The actual-empirical data consists mainly of notes transcribed from a pencil-and-paper notebook carried during the interventions in design projects. The project interventions are framed as case studies (Yin, 2009). Data was collected through observations, interviews, meetings, workshops, and experiments. It was primarily qualitative, stored in formats such as documents, photos, audio and video recordings. Each step of an intervention — online communication, interview, meeting, or workshop — was represented as a graphical map in the IBIS. The criterion for connecting notes was quite loose; it just defines that there was a relationship between the notes without stating the nature of this relationship. A large part of notes were added later based on the rehearsing of audio and video recordings of the interventions.

Data analysis

The graphical maps served as an intermediate step in the research process, being often consulted and updated, but never fully formalized. The graphical maps connected the concepts proposed by theories, the concepts adopted by practitioners and the concepts developed during the interventions, providing an on-going visualization of the investigation. They were mainly used for keeping up with the big picture while analysing data in the three research strands. The visual feedback of comparing the maps was essential to understand the data itself.

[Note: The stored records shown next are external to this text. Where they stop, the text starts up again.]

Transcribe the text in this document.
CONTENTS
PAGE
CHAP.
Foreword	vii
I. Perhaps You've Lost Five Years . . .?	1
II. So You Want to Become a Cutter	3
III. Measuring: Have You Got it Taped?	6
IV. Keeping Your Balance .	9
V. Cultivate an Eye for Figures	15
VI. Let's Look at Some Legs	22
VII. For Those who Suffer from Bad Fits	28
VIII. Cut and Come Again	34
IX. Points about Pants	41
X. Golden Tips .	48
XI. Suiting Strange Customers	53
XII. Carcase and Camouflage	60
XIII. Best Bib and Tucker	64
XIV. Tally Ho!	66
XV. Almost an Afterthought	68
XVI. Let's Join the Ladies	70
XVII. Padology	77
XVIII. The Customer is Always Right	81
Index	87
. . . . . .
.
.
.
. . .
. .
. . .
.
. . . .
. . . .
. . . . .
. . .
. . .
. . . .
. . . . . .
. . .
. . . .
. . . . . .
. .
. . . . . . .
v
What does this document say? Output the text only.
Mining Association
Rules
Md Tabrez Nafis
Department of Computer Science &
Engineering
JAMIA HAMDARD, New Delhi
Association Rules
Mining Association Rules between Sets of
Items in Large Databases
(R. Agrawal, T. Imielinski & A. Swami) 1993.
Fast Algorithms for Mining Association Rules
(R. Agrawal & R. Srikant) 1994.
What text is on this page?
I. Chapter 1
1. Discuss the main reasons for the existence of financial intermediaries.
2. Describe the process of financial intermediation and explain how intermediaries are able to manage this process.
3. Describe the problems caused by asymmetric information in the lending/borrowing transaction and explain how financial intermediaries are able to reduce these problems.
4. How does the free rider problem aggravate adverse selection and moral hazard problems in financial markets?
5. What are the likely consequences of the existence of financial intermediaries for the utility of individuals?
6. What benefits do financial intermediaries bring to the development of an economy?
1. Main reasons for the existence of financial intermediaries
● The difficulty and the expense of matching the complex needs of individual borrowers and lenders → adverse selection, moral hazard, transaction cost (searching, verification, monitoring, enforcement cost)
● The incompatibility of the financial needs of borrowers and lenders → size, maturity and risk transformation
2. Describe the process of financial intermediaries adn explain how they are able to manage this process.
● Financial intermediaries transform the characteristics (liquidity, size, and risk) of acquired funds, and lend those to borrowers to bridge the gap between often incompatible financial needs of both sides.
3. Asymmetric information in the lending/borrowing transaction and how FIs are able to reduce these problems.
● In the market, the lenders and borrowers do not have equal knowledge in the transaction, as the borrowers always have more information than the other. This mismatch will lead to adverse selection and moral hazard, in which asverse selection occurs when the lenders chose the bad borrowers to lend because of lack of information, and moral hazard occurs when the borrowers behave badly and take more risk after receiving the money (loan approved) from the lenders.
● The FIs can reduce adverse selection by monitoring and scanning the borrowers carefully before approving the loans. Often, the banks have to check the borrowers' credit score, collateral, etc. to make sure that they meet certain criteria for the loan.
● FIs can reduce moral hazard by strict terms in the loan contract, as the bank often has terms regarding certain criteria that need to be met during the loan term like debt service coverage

For example, the maps created for the main works in cultural historical activity theory in comparison to the equivalent to the production of space theory reveal a big difference between a philosophical treatise — many concepts are raised and connected to each other in the making of a comprehensive world view…

Production of space

… and a PhD thesis —a smaller amount of concepts are connected to favor a deeper understanding of a specific phenomenon.

Learning by expanding

With the purpose of clarifying how this analysis was performed across time, the notes were organized in chronological and methodological order in the image below (made by importing the IBIS data into Gephi). The chronological order roughly matches the data collection activity, what should not be mistaken by the data-analysis itself. The data analysis is better characterized by the connections that cut across the chronological periods. The image shows the effort of developing the strands in relation to each other as an effort to tie the development of the strands together, to keep the research oriented to wholes, not just parts.

phd_cycle_notes_visualization_thesis3

References

Engeström, Y. (2015). Learning by expanding. An activity-theoretical approach to developmental research (Second.). New York: Cambridge University Press.

Kunz, W., & Rittel, H. W. J. (1970). Issues as elements of information systems (No. 131). Berkeley, Calif.

Lefebvre, H. (1991). The production of space. Oxford: Wiley-Blackwell.

Marx, K. (1993). Grundrisse: Foundations of the Critique of Political Economy (Penguin Classics).

Selvin, A., Buckingham Shum, S., Seirhuis, M., Conklin, J., Zimmerman, B., Charles, P., … Li, G. (2001). Compendium: making meetings into knowledge events. In Knowledge Technologies 2001 (pp. 4–7). Texas, USA.

Stanek, Ł. (2011). Henri Lefebvre on Space: Architecture, Urban Research, and the Production of Theory. Minneapolis, Minnesota: University of Minnesota Press.

Yin, R. (2009). Case study research: Design and methods. Sage publications.